積極的後進

後ろ向きに全力ダッシュ

Web開発者のための大規模サービス技術入門を読んだ

会社の本棚にあったものを読むことにした。

業務ではWebフロントに注力していて、触るとしてもnginxやCDNまわりなのでサービス負荷について考える基準が欲しかったことがモチベーション。

少し古い本なので多少内容が陳腐化している箇所もあったものの、今でも使える基本的な知識や考え方について解説されている。(やむを得ないが)書籍中に出てくるコードはほぼPerlなので読んでなんとなく内容を察する程度で精一杯だった。

OSキャッシュやスケーリングの考え方はあまり詳しく知らなかったところなので良かった。業務外でサーバーを立てる時もスペックは割と適当だったりするので、この辺りの考え方を体得できると業務にも役立てることが出来そう。OSキャッシュの辺りは特に、言われてみれば当たり前だが今までさほど気にしたこともなかった。普段はブラウザ全体のメモリ消費量をなんとなく気にする程度なのだが、アプリケーションのパフォーマンスの観点でもメモリ消費量を気にする癖をつけたい。モニタリングが手軽に出来れば良いのだろうか。

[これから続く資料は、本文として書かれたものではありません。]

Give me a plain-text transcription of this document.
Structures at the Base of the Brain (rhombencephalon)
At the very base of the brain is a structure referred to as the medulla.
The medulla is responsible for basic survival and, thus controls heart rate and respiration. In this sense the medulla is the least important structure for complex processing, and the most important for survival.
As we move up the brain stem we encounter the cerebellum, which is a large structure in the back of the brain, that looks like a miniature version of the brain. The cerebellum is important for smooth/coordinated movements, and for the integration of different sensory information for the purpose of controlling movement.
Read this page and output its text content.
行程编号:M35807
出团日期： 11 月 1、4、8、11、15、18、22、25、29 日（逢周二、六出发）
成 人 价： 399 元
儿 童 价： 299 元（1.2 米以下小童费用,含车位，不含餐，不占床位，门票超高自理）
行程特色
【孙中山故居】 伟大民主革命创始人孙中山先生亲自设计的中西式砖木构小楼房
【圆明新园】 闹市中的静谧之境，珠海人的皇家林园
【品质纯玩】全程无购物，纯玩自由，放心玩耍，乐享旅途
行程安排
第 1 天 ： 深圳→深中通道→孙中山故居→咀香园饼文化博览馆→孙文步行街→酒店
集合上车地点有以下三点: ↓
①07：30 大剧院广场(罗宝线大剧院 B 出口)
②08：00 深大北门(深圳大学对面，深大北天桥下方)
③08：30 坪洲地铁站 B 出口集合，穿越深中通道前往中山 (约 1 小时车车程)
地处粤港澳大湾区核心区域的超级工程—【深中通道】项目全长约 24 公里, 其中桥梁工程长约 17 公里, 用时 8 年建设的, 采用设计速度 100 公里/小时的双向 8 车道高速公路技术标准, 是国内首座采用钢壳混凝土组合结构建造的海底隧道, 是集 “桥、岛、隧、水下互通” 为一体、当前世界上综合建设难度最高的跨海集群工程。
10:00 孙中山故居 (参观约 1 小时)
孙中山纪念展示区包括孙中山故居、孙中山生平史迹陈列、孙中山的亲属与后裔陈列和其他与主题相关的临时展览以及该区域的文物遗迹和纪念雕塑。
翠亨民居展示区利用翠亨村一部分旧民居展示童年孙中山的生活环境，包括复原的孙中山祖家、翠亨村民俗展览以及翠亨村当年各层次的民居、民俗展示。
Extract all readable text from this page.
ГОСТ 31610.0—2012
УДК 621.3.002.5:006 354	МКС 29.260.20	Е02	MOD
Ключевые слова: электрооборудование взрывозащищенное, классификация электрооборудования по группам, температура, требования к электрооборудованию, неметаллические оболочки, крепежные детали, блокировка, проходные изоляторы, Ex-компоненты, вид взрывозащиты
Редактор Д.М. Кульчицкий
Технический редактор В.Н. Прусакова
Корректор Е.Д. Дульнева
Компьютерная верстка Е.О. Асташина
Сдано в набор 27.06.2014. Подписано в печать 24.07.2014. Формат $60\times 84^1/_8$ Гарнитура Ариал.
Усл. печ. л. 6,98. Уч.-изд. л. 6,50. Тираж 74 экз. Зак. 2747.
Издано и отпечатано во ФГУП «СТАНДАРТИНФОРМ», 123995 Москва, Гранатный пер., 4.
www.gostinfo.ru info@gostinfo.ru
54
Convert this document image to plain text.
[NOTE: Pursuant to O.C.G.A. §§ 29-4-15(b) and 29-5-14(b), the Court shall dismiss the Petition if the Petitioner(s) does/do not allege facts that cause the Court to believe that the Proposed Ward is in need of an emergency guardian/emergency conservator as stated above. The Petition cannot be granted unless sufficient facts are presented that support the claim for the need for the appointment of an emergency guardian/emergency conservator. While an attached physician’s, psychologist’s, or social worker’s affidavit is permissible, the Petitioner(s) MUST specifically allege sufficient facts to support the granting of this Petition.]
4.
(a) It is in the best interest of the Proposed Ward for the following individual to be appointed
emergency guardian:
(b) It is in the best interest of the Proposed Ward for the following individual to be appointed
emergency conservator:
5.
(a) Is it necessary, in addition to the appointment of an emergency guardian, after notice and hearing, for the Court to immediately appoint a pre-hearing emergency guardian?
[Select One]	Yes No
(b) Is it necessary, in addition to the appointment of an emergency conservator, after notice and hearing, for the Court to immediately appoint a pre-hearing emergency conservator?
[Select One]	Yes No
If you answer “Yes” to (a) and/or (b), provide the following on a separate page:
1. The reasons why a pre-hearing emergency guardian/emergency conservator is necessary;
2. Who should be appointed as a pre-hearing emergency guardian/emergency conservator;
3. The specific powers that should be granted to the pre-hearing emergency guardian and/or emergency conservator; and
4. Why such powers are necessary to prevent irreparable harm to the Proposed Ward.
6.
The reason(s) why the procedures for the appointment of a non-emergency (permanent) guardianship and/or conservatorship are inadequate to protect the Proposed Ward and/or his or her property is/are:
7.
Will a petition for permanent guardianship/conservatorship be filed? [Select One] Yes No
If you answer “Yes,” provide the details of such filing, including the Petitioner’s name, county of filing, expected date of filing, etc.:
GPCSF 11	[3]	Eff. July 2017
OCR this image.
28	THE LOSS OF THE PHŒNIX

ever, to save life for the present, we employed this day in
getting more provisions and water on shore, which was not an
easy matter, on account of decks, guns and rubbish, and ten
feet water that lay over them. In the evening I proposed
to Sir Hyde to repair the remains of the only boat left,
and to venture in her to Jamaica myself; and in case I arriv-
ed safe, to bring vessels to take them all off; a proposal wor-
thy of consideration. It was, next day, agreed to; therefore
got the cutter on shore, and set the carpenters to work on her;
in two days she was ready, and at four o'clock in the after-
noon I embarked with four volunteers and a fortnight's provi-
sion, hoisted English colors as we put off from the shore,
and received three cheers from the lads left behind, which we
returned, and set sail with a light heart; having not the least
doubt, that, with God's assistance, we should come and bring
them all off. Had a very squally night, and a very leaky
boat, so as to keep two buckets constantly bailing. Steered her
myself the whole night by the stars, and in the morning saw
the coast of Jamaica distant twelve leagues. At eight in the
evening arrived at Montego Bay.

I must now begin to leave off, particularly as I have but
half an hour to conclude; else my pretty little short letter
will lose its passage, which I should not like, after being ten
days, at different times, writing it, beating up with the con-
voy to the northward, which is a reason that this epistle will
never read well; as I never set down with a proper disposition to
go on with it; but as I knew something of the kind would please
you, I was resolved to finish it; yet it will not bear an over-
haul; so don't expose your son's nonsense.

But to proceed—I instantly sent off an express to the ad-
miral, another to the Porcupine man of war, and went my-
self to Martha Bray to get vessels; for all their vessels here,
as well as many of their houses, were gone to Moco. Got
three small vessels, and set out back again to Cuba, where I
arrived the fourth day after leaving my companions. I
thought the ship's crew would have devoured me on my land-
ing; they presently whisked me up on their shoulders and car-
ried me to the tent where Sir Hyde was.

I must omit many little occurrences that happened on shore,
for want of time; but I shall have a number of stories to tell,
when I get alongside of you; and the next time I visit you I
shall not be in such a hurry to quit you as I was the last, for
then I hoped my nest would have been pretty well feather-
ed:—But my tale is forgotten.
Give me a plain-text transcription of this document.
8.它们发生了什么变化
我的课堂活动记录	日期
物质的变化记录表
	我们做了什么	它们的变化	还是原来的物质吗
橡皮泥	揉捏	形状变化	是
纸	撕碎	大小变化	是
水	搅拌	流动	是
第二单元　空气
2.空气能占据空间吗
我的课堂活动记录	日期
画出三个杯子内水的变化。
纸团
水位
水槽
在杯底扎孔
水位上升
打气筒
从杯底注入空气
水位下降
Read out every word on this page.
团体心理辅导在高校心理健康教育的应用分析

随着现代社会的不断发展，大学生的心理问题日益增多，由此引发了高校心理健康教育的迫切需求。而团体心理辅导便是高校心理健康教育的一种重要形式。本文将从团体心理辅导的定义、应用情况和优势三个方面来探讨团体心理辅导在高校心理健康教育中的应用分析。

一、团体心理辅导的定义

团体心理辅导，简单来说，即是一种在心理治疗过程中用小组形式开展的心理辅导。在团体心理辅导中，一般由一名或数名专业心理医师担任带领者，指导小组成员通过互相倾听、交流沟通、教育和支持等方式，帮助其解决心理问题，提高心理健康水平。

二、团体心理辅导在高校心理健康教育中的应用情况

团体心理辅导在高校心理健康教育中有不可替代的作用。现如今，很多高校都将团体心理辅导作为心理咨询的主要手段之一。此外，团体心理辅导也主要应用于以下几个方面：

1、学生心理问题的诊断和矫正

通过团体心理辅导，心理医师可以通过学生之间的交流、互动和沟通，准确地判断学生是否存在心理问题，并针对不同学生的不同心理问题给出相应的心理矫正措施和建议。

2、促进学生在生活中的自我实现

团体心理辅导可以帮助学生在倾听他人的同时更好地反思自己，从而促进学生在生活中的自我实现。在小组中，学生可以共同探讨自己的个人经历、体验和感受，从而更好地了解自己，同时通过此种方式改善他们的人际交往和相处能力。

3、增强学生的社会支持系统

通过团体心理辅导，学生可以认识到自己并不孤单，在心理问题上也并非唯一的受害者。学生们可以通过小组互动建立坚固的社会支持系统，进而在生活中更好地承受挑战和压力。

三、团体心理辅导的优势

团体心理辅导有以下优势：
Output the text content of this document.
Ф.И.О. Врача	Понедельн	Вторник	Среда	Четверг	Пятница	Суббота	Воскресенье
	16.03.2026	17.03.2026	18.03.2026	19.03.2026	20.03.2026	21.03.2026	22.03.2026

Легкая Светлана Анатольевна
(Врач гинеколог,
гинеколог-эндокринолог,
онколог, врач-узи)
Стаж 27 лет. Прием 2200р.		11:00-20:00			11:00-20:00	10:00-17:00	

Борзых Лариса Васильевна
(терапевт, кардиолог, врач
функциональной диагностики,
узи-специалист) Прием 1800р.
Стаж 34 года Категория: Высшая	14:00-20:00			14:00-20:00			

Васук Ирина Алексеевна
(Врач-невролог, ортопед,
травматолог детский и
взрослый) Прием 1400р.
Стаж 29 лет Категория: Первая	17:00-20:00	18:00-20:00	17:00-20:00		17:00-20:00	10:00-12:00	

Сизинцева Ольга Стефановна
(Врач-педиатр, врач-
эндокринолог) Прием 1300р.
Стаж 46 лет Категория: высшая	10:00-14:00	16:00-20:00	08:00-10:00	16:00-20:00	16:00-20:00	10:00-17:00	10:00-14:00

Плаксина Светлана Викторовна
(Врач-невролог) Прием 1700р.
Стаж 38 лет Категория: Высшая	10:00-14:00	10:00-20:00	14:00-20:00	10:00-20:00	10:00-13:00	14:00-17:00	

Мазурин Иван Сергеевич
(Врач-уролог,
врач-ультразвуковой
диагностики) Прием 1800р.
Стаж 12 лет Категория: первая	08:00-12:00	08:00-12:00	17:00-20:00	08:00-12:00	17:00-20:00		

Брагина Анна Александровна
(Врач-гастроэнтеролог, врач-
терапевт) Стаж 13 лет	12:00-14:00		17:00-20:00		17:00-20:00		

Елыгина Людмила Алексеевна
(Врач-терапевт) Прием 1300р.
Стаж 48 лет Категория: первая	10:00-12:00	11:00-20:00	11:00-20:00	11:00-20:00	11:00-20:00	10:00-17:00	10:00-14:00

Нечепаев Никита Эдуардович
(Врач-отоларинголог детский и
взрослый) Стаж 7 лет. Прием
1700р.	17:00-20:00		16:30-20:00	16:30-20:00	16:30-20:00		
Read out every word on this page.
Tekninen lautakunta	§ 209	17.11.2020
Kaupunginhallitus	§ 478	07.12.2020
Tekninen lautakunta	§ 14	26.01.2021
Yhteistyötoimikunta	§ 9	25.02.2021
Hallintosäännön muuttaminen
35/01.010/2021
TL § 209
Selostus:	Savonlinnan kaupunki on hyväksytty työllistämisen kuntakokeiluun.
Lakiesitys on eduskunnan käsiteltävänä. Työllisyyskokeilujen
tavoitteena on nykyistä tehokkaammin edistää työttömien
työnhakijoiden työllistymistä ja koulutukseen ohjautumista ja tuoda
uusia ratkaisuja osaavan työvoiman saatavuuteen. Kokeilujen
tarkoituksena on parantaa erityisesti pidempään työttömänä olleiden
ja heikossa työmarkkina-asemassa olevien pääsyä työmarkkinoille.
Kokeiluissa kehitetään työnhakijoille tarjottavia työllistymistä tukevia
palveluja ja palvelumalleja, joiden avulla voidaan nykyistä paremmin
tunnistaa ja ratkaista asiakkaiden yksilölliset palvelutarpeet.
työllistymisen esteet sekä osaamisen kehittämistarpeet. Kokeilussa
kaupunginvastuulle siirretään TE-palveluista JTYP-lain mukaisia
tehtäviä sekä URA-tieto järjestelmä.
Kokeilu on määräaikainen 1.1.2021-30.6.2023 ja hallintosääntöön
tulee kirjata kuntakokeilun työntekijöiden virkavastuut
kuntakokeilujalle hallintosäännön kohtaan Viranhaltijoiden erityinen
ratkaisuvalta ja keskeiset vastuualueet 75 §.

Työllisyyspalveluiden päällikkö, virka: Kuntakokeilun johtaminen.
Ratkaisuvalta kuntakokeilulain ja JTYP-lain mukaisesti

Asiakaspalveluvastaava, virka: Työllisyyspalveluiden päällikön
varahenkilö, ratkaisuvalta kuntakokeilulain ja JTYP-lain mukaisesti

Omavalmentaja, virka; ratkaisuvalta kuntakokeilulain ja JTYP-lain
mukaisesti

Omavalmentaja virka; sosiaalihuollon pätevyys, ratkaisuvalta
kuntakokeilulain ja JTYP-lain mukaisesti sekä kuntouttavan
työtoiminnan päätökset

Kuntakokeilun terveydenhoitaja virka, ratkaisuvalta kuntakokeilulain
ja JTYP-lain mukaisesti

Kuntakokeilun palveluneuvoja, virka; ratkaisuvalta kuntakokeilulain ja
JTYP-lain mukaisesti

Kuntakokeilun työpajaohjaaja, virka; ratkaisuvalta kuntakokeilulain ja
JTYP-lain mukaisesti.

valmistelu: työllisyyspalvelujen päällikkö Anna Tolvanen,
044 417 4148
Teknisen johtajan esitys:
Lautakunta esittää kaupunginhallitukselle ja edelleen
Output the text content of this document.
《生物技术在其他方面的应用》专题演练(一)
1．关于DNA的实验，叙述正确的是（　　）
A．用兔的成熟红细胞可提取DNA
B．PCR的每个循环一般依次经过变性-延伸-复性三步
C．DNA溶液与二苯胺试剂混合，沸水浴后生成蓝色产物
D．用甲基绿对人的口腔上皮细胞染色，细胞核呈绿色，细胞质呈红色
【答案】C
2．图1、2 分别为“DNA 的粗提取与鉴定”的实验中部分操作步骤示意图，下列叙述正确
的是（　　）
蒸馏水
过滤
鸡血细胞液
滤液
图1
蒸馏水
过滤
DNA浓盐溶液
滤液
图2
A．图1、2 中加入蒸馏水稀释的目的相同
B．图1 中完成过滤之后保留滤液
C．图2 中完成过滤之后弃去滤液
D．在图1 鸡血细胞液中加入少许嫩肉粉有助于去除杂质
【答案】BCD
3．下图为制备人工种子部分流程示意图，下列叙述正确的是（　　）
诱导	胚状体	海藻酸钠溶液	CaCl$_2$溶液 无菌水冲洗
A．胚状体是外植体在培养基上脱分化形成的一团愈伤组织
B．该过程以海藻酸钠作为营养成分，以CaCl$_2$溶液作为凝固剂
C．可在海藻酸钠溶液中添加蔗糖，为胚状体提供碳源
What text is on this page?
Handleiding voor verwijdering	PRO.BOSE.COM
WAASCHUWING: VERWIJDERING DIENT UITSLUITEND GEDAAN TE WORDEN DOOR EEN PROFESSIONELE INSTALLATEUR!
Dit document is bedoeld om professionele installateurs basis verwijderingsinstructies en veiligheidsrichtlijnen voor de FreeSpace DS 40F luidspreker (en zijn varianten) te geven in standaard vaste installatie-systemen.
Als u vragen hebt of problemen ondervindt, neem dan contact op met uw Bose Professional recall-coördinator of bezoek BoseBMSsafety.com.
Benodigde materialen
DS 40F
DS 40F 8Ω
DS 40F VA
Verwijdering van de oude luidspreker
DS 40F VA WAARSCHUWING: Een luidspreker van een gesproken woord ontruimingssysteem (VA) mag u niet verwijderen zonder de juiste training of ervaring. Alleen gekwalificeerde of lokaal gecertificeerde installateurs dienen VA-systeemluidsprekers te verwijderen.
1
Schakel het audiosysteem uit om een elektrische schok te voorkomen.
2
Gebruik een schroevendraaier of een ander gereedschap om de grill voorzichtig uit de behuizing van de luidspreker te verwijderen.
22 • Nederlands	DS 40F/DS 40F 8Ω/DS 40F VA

DBまわりも通り一遍というかクエリの書き方を知っている程度なので、サービスに落とし込む際にどういったことを考えるかを知れてよかった。マスタースレーブ構成のクラスタにおいて、マスター間の遅延について考えたこともなかったので新鮮だった。また、これも初歩的な話だがストレージエンジンについて今までほぼシカトしてきていたので知ることができてよかった。

また、アルゴリズムにも興味があった。学生時代に講義で触った記憶はあるものの、ほぼ忘れ去っているからだ。せめてクイックソートくらいは諳んじて書けるようにしたい。結果、書籍中では具体的なアルゴリズムに踏み込んではいなかったが、きっかけにはなった。実践するには競技プログラミングあたりに踏み込むことになるのだろうか。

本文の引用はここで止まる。